Criminals say Australia is a soft target because its banks currently do not incorporate EMV (Europay, Mastercard and Visa) chip integration into ATMs, according to NSW Police fraud squad detective superintendent Colin Dyson, speaking at the Cards and Payments Australasia 2011 conference in Sydney today.
EMV chips exist on modern credit cards and are more secure than magnetic strips. Integrating the chips into ATMs would eradicate many unsophisticated attacks that exploit magnetic strips, and force fraudsters to attack EMV chips with more complicated man-in-the-middle interception techniques.
EMV technology is used in most ATMs across the world, but not currently in Australia.
"Romanian crooks have told us Australia is the laughing stock of the world because of the technology in the banks," Dyson said.
A Pakistan-based fraudster echoed similar claims to the NSW Police.
Australian ATMs must be capable of reading EMV chips by 2014 as a requirement of national law. The Commonwealth Bank already has plans to roll out EMV across its 3400-strong ATM fleet under a three-year project, according to Commonwealth Bank electronic crime executive manager Matthew Keaney.
Visa director of country risk managment Ian McKindley said that Australia, Singapore and New Zealand are the only countries not yet required to have EMV in ATMs.
"I have a real concern for Australia," McKindley said, "because once the United States starts chipping comes online, you know where the fraud is going to migrate."

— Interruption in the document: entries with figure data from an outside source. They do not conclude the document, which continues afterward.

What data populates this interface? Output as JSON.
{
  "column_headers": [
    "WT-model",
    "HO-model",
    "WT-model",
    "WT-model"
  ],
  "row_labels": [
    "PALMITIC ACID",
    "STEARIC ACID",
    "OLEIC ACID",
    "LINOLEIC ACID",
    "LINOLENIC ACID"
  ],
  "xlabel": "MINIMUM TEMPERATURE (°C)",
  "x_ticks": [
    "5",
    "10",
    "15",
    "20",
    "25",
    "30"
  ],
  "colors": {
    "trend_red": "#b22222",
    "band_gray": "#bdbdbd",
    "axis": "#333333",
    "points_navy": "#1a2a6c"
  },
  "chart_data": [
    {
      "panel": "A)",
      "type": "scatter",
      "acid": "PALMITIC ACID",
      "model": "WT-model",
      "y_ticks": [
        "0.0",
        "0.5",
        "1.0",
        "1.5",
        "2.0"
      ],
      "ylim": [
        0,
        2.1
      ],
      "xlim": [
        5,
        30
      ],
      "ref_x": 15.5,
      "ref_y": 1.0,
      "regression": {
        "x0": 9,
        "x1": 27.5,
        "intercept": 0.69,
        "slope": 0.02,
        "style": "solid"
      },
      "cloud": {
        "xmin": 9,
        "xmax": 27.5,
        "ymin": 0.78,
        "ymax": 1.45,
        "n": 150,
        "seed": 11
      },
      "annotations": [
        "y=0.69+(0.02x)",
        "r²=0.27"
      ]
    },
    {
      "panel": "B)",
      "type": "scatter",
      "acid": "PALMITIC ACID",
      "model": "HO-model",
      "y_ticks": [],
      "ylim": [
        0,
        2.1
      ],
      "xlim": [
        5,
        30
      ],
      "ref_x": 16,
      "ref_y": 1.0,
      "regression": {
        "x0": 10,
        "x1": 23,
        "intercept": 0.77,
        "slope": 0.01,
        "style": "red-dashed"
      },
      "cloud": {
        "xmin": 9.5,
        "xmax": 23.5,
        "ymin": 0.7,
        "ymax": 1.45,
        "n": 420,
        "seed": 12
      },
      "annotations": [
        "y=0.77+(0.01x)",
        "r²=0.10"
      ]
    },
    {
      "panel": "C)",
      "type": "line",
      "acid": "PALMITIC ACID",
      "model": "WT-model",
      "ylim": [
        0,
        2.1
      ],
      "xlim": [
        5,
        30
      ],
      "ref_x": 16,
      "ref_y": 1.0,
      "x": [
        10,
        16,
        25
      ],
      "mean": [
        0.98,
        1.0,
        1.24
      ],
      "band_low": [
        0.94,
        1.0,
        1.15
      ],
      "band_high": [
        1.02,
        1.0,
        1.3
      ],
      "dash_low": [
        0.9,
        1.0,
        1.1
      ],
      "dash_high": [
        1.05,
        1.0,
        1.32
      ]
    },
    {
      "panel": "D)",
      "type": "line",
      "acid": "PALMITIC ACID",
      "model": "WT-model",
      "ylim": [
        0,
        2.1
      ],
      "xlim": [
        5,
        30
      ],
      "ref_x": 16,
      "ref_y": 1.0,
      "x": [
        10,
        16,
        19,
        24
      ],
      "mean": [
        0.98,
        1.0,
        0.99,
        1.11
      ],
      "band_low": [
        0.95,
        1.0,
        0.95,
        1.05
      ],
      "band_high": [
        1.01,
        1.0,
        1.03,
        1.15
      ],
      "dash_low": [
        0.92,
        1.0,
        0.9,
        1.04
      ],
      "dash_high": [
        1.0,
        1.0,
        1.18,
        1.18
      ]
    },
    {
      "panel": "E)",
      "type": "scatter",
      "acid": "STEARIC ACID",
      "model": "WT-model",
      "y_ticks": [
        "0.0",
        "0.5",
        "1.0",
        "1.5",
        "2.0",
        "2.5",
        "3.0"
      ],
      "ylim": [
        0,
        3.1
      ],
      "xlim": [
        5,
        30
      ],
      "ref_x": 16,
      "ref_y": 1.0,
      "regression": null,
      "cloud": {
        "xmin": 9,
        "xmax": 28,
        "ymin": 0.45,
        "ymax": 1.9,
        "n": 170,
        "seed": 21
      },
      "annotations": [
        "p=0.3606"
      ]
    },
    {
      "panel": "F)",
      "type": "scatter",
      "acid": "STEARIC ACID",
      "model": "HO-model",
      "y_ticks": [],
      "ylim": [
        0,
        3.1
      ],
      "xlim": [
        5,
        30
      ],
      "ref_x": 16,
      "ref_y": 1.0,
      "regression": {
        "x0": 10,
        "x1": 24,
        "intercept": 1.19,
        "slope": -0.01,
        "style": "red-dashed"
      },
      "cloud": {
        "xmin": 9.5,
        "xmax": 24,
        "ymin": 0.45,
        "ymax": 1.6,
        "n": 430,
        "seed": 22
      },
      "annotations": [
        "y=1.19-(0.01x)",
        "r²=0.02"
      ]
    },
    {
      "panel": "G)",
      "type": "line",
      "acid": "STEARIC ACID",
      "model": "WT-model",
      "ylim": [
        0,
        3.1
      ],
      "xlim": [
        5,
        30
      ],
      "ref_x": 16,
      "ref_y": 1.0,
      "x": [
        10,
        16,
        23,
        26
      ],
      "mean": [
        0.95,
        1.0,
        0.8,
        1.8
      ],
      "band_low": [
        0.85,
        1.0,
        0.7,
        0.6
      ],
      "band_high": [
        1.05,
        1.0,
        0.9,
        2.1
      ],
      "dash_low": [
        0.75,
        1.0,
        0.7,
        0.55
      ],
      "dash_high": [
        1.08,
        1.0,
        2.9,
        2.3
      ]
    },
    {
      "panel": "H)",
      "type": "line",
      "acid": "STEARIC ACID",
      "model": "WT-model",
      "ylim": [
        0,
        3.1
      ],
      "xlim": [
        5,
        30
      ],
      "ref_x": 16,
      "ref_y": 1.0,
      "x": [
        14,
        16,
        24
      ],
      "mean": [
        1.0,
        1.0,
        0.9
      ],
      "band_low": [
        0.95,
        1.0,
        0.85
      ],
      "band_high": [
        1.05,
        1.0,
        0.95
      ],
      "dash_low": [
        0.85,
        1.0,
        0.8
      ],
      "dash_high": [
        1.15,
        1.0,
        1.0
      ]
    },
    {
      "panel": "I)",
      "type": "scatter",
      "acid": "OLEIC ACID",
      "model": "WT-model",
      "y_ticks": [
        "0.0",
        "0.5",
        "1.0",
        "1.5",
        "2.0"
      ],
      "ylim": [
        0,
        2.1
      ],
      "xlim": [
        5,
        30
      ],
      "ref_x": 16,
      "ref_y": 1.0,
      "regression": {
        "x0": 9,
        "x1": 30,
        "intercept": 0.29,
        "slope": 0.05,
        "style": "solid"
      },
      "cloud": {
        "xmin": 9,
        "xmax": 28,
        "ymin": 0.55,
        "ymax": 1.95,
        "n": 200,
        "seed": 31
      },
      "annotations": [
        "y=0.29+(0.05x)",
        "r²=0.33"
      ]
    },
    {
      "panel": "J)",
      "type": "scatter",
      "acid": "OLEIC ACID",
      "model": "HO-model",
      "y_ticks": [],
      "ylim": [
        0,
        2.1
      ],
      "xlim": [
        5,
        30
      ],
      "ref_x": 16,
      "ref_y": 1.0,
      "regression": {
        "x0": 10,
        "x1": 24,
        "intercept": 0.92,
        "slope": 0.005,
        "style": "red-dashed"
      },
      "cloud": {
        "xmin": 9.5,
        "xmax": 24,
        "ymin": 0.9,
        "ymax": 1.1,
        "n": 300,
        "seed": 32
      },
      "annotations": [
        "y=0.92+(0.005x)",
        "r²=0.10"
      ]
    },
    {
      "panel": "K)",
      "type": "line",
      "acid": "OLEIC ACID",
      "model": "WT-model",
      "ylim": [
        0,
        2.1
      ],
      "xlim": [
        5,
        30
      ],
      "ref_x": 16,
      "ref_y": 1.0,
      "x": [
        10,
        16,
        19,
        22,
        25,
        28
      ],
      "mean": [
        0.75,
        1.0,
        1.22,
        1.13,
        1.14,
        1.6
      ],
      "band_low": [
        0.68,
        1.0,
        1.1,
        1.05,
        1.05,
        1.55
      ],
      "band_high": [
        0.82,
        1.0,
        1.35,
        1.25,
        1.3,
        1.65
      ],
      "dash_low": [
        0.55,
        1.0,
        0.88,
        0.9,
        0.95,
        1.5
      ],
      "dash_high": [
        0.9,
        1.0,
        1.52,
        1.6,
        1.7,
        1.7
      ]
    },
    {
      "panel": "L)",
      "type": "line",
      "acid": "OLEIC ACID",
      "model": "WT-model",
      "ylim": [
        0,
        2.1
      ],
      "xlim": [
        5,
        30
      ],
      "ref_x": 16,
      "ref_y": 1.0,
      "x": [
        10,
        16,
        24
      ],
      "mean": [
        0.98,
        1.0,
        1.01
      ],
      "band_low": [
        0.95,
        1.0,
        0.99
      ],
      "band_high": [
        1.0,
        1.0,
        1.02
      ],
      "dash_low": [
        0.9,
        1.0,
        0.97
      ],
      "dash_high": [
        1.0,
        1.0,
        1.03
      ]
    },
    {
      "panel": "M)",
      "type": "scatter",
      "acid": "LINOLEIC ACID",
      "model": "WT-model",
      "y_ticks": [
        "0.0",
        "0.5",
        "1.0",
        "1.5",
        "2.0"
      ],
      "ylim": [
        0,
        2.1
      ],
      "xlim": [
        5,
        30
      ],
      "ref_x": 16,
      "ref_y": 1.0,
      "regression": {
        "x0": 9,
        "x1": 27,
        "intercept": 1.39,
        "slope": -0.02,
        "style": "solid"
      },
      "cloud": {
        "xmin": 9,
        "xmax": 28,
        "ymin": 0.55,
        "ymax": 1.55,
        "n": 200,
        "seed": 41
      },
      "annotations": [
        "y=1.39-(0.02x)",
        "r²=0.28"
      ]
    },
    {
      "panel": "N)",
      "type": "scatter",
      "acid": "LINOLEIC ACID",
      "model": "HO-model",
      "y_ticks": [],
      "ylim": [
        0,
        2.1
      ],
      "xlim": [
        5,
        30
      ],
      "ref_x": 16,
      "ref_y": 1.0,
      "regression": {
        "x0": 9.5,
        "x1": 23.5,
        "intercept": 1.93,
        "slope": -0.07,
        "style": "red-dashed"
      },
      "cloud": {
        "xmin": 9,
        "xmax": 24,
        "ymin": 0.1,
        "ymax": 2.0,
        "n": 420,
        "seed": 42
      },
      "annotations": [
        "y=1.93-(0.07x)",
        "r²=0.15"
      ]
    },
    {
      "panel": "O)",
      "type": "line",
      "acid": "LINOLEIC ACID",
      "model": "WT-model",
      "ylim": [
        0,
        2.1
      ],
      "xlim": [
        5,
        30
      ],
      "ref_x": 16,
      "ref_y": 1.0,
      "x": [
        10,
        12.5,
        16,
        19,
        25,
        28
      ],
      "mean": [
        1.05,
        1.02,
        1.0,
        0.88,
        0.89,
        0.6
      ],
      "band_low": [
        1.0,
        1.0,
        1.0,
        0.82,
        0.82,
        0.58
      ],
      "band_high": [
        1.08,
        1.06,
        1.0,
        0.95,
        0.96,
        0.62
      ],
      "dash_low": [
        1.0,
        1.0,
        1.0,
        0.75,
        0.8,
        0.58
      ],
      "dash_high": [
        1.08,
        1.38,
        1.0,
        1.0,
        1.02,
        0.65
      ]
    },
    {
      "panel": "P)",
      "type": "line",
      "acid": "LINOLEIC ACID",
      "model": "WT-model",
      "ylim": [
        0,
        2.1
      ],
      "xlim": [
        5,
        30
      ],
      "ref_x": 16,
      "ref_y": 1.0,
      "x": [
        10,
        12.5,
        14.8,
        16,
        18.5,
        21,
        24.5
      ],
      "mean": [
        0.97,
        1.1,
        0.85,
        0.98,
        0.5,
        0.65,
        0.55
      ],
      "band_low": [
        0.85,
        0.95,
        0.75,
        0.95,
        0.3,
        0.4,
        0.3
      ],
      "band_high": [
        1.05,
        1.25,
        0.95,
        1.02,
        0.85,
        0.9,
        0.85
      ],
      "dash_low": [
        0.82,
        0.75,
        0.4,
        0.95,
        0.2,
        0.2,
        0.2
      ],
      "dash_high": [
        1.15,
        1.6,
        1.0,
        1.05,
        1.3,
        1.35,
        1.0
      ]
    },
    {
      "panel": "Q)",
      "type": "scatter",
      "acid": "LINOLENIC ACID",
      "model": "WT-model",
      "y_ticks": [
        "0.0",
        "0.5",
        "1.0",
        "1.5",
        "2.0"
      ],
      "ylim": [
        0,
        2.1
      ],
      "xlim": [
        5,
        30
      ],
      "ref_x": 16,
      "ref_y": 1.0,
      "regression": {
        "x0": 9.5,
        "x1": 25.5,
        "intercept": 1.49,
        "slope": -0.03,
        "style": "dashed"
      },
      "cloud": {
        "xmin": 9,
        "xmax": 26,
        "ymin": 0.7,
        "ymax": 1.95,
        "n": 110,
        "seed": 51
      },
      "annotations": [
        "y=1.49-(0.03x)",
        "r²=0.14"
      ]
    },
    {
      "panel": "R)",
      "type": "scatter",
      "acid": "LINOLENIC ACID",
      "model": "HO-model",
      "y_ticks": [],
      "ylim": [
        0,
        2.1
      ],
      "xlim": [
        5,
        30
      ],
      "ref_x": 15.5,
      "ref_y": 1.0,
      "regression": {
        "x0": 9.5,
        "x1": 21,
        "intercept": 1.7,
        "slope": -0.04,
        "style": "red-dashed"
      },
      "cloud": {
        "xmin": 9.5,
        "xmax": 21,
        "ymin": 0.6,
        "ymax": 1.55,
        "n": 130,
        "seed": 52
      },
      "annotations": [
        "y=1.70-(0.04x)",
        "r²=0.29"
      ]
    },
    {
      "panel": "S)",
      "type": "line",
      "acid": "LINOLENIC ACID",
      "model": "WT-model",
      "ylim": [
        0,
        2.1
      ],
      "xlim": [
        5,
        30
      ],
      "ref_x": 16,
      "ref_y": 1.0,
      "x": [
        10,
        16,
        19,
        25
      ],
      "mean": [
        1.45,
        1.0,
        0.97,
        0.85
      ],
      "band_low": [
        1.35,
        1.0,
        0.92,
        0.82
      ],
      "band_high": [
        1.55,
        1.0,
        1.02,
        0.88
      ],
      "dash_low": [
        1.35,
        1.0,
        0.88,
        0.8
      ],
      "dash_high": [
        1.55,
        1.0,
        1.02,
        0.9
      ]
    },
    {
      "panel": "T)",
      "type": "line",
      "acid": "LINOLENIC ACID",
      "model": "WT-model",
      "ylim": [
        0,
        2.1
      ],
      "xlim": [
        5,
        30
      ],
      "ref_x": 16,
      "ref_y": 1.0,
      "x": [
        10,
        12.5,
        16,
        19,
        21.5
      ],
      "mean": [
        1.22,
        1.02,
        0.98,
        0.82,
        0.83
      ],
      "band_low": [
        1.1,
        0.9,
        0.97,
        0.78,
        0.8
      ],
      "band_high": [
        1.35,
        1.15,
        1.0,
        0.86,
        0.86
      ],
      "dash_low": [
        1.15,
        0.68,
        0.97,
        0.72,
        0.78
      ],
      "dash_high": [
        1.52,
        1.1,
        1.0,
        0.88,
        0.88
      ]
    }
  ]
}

"We are going to harden the rest of the world against fraud, and criminals will go where it is soft."
But the US is struggling to decide who will foot the bill to move to EMV chips, which will also be installed in point-of-sale terminals.
Visa said credit card counterfeit fraud has dropped 60 per cent thanks to EMV chips.
Many of the fraudulent transactions affecting Australians come from Eastern Europe, where criminals buy credit card details harvested by Australian fraudsters, Dyson said. He added that the proceeds of some 50 to 90 per cent of fraud is sent offshore, and that at least 43 per cent of fraud is identity crime.
He said that there is a limited chance for fraud to be conducted in Australia and details are usually traded with overseas criminals who commit the bogus transactions.
Updated at 4:00pm 28 March 2011: comment from Visa added.